Our international suppliers express ongoing confusion and worry about the growing range of EU regulations and information requirements coming their way. They are not alone!

What becomes clear in the meetings and discussions in Taiwan is that most companies know that EU legislation such as the EU Battery Regulation or the Corporate Sustainability Reporting Directive will be shaping the way they do business in the future, but few have the complete picture, or know which ones to prioritise for efficient compliance.
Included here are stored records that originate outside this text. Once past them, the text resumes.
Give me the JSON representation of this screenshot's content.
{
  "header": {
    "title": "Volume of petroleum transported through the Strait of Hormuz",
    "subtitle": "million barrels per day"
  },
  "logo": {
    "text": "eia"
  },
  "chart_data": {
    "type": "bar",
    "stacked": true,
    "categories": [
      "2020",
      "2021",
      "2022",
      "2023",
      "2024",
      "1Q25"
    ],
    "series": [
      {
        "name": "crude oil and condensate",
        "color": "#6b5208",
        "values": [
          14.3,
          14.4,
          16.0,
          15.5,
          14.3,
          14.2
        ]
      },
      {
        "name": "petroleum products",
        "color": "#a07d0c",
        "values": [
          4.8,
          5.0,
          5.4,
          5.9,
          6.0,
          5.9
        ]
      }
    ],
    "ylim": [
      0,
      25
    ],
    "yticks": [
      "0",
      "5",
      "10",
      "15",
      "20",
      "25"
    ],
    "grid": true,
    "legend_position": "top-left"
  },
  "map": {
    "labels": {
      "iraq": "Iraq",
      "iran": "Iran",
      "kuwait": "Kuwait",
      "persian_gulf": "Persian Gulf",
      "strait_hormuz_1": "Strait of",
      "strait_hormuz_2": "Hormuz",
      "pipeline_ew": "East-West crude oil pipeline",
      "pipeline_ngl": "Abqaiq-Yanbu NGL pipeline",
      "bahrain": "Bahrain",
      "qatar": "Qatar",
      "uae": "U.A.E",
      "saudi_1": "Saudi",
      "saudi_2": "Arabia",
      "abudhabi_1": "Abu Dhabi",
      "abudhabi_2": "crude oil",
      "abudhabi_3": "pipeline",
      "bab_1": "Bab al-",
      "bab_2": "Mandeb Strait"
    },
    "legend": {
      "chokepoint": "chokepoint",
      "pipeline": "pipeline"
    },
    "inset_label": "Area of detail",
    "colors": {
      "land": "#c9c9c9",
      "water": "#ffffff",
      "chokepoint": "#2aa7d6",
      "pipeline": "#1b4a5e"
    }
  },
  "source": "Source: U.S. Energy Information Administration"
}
We heard of initiatives trying to address topics that may never come to the bike sector, while very short-term needs like the EU Batteries Regulation and the need to establish ‘product passports’ for e-bike batteries haven’t been communicated by some European customers to their suppliers.

That’s something CIE and our partners like CONEBI can clearly help by providing a forum for industry discussions on upcoming regulatory obligations and regular updates on EU-level legislative developments, which have become a staple on our Sustainability Expert Group agenda.

  1. Taiwanese Industry Organisation – Lessons for Europe

As a first-time visitor to the Taipei Cycle Show, what impressed CIE’s Industry Manager Jacques Lovell was how well organised the cycling industry is in Taiwan, particularly on developing and supporting the whole of their industrial base.

Jacques was particular impressed by how various industry and business support organisations mutually support each other with clear repartition of roles and objectives, from the business umbrella organisation TAITRA – that unlike European business support structures with a general remit, gives prominence to the cycling industry –, the pivotal role played by the Taiwan Bicycle Association to give the industry a unified voice on the island, and the capacity to develop ad-hoc initiatives such as the Bicycle Alliance for Sustainability to tackle decarbonisation.

Another one of the key players supporting the sector is the Cycling & Health Tech Industry R&D Center (CHC)which coordinates a wide range of initiatives for the sector including innovation, research, and prototyping. This cleverly matches government support for industrial innovation as well as industry needs. CHC is currently supporting the members of Bicycle Alliance for Sustainability in their strategies to measure and reduce carbon footprints.

With this experience CIE is delighted that CHC has decided to become an Associate Member of CIE, which allows us to partner them with EU companies and other research members of CIE such as Edinburgh Napier University and the Swedish Traffic Institute.

CIE also hopes to continue learning from its Taiwanese counterparts and partners and the recent affiliation of CHC will bring cooperation to a new level. And we hope that European industry partners will also take home a lesson from Taiwan: when industry gets organised to speak to governments, they are better equipped to grow, modernise and address common priorities.